Penutup: Cinta dan Daya Ungkit Perubahan
Daya ungkit perubahan sosial melalui program DPG mensyaratkan adanya keselarasan gerak antara desain program, dukungan sumberdaya, profesionalime aparatur dan militansi fasilitator desa sebagai ujung tombak pelaksana program ditingkat tapak. Anak-anak muda ini merepresentasikan ‘negara hadir’ di desa melalui program DPG. Mereka menemukan dunianya saat berinteraksi dengan masyarakat dilapangan. Bahkan ada sebagian dari mereka yang betah tinggal di desa dan menjadi bagian dari masyarakat desa. Hampir seluruh kegiatan yang formal maupun sosial kebudayaan, mereka tidak pernah absen. Itulah ‘roh’ pengorganisasian masyarakat yang mereka implementasikan dengan berbagai pendekatan dan inovasi. Tidak sedikit dari mereka yang membuat ‘kejutan yang membanggakan’ dengan capaian diluar dari target output yang telah ditetapkan. Mereka bekerja melampaui dari yang telah dimandatkan, atau ‘ultra-mandatory’. Kreatifitas dan inovasi para pendamping lapangan ini bukan tanpa sebab. Program DPG memang memberikan ruang yang leluasa bagi mereka untuk mengeksplorasi bakat, minat dan kapasitasnya. Disisi lain, sistem pendukung yang disiapkan BRG melalui pelaksana program DPG saling memperkuat itu. Begitu juga para pimpinan, pengambil keputusan, pelaksana kegiatan hingga tingkat daerah berangkat dari semangat yang sama. Ada kesatuan atau collectivity action dalam lingkup keluarga besar pelaksana program DPG dari atas hingga bawah.

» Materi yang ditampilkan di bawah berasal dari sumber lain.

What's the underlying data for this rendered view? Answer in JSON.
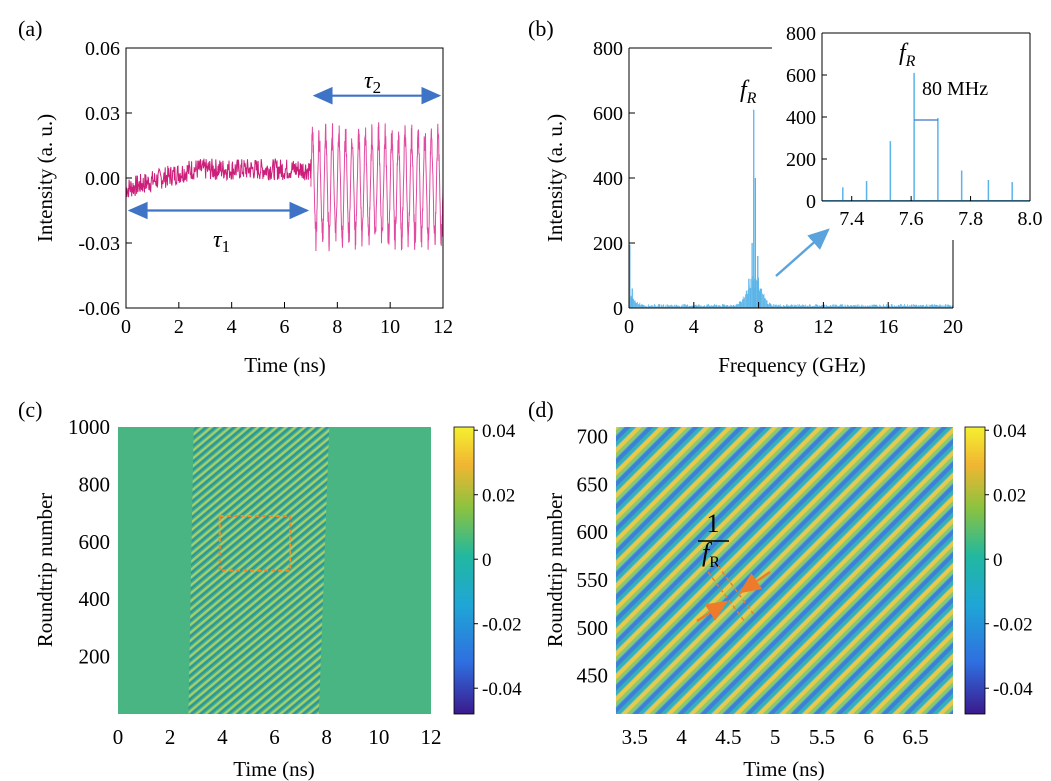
{
  "figure": {
    "panel_labels": [
      "(a)",
      "(b)",
      "(c)",
      "(d)"
    ]
  },
  "chart_data": [
    {
      "id": "a",
      "type": "line",
      "xlabel": "Time (ns)",
      "ylabel": "Intensity (a. u.)",
      "xlim": [
        0,
        12
      ],
      "ylim": [
        -0.06,
        0.06
      ],
      "xticks": [
        0,
        2,
        4,
        6,
        8,
        10,
        12
      ],
      "xtick_labels": [
        "0",
        "2",
        "4",
        "6",
        "8",
        "10",
        "12"
      ],
      "yticks": [
        -0.06,
        -0.03,
        0.0,
        0.03,
        0.06
      ],
      "ytick_labels": [
        "-0.06",
        "-0.03",
        "0.00",
        "0.03",
        "0.06"
      ],
      "series": [
        {
          "name": "tau1 regime",
          "color": "#cc1f7a",
          "x_range": [
            0,
            7.0
          ],
          "baseline_start": -0.005,
          "baseline_end": 0.004,
          "amplitude": 0.005
        },
        {
          "name": "tau2 regime",
          "color": "#e24aa0",
          "x_range": [
            7.0,
            12.0
          ],
          "baseline": -0.004,
          "amplitude": 0.03,
          "period_ns": 0.125
        }
      ],
      "annotations": [
        {
          "text": "τ",
          "sub": "1",
          "span": [
            0,
            7.0
          ],
          "y": -0.015
        },
        {
          "text": "τ",
          "sub": "2",
          "span": [
            7.0,
            12.0
          ],
          "y": 0.038
        }
      ],
      "arrow_color": "#3f73c6"
    },
    {
      "id": "b",
      "type": "bar",
      "xlabel": "Frequency (GHz)",
      "ylabel": "Intensity (a. u.)",
      "xlim": [
        0,
        20
      ],
      "ylim": [
        0,
        800
      ],
      "xticks": [
        0,
        4,
        8,
        12,
        16,
        20
      ],
      "xtick_labels": [
        "0",
        "4",
        "8",
        "12",
        "16",
        "20"
      ],
      "yticks": [
        0,
        200,
        400,
        600,
        800
      ],
      "ytick_labels": [
        "0",
        "200",
        "400",
        "600",
        "800"
      ],
      "color": "#5ab4e8",
      "peaks": [
        {
          "x": 0.05,
          "y": 195
        },
        {
          "x": 0.2,
          "y": 60
        },
        {
          "x": 7.4,
          "y": 90
        },
        {
          "x": 7.6,
          "y": 200
        },
        {
          "x": 7.7,
          "y": 610
        },
        {
          "x": 7.8,
          "y": 400
        },
        {
          "x": 7.95,
          "y": 160
        },
        {
          "x": 8.1,
          "y": 60
        }
      ],
      "peak_label": "f",
      "peak_label_sub": "R",
      "inset": {
        "xlim": [
          7.3,
          8.0
        ],
        "ylim": [
          0,
          800
        ],
        "xticks": [
          7.4,
          7.6,
          7.8,
          8.0
        ],
        "xtick_labels": [
          "7.4",
          "7.6",
          "7.8",
          "8.0"
        ],
        "yticks": [
          0,
          200,
          400,
          600,
          800
        ],
        "ytick_labels": [
          "0",
          "200",
          "400",
          "600",
          "800"
        ],
        "lines": [
          {
            "x": 7.37,
            "y": 65
          },
          {
            "x": 7.45,
            "y": 95
          },
          {
            "x": 7.53,
            "y": 285
          },
          {
            "x": 7.61,
            "y": 610
          },
          {
            "x": 7.69,
            "y": 395
          },
          {
            "x": 7.77,
            "y": 145
          },
          {
            "x": 7.86,
            "y": 100
          },
          {
            "x": 7.94,
            "y": 90
          }
        ],
        "peak_label": "f",
        "peak_label_sub": "R",
        "spacing_label": "80 MHz",
        "spacing_span": [
          7.61,
          7.69
        ]
      }
    },
    {
      "id": "c",
      "type": "heatmap",
      "xlabel": "Time (ns)",
      "ylabel": "Roundtrip number",
      "xlim": [
        0,
        12
      ],
      "ylim": [
        0,
        1000
      ],
      "xticks": [
        0,
        2,
        4,
        6,
        8,
        10,
        12
      ],
      "xtick_labels": [
        "0",
        "2",
        "4",
        "6",
        "8",
        "10",
        "12"
      ],
      "yticks": [
        200,
        400,
        600,
        800,
        1000
      ],
      "ytick_labels": [
        "200",
        "400",
        "600",
        "800",
        "1000"
      ],
      "colorbar": {
        "min": -0.048,
        "max": 0.041,
        "ticks": [
          -0.04,
          -0.02,
          0,
          0.02,
          0.04
        ],
        "tick_labels": [
          "-0.04",
          "-0.02",
          "0",
          "0.02",
          "0.04"
        ]
      },
      "striped_region": {
        "x_start_bottom": 2.7,
        "x_start_top": 2.9,
        "x_end_bottom": 7.7,
        "x_end_top": 8.1
      },
      "roi_box": {
        "x": [
          3.9,
          6.6
        ],
        "y": [
          500,
          690
        ],
        "color": "#f08a2b"
      }
    },
    {
      "id": "d",
      "type": "heatmap",
      "xlabel": "Time (ns)",
      "ylabel": "Roundtrip number",
      "xlim": [
        3.3,
        6.9
      ],
      "ylim": [
        410,
        710
      ],
      "xticks": [
        3.5,
        4,
        4.5,
        5,
        5.5,
        6,
        6.5
      ],
      "xtick_labels": [
        "3.5",
        "4",
        "4.5",
        "5",
        "5.5",
        "6",
        "6.5"
      ],
      "yticks": [
        450,
        500,
        550,
        600,
        650,
        700
      ],
      "ytick_labels": [
        "450",
        "500",
        "550",
        "600",
        "650",
        "700"
      ],
      "colorbar": {
        "min": -0.048,
        "max": 0.041,
        "ticks": [
          -0.04,
          -0.02,
          0,
          0.02,
          0.04
        ],
        "tick_labels": [
          "-0.04",
          "-0.02",
          "0",
          "0.02",
          "0.04"
        ]
      },
      "annotation": {
        "numerator": "1",
        "denominator": "f",
        "denominator_sub": "R"
      },
      "arrow_color": "#ee7b2c"
    }
  ]
}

Kesadaran kolektif yang melahirkan kesatuan gerak langkah initentu muncul bukan tanpa alasan. Ada nilai besar yang merekatkan setiap unsur itu, yakni cinta. Cinta yang menempatkan kita dalam posisi untuk mampu menunjukkan empati dalam upaya pelestarian gambut, melahirkan tanggungjawab yang altruistik – tidak hanya kepada sesama manusia, juga terhadap alam. Sebuah altruisme prophetic yang dititipkan Tuhan kepada manusia dalam menjalani tugasnya sebagai khalifah filardhi: menebar kasih pada sesama. “Dalam kasih sayang dan berkah, jadilah seperti matahari,” kata Maulana Rumi.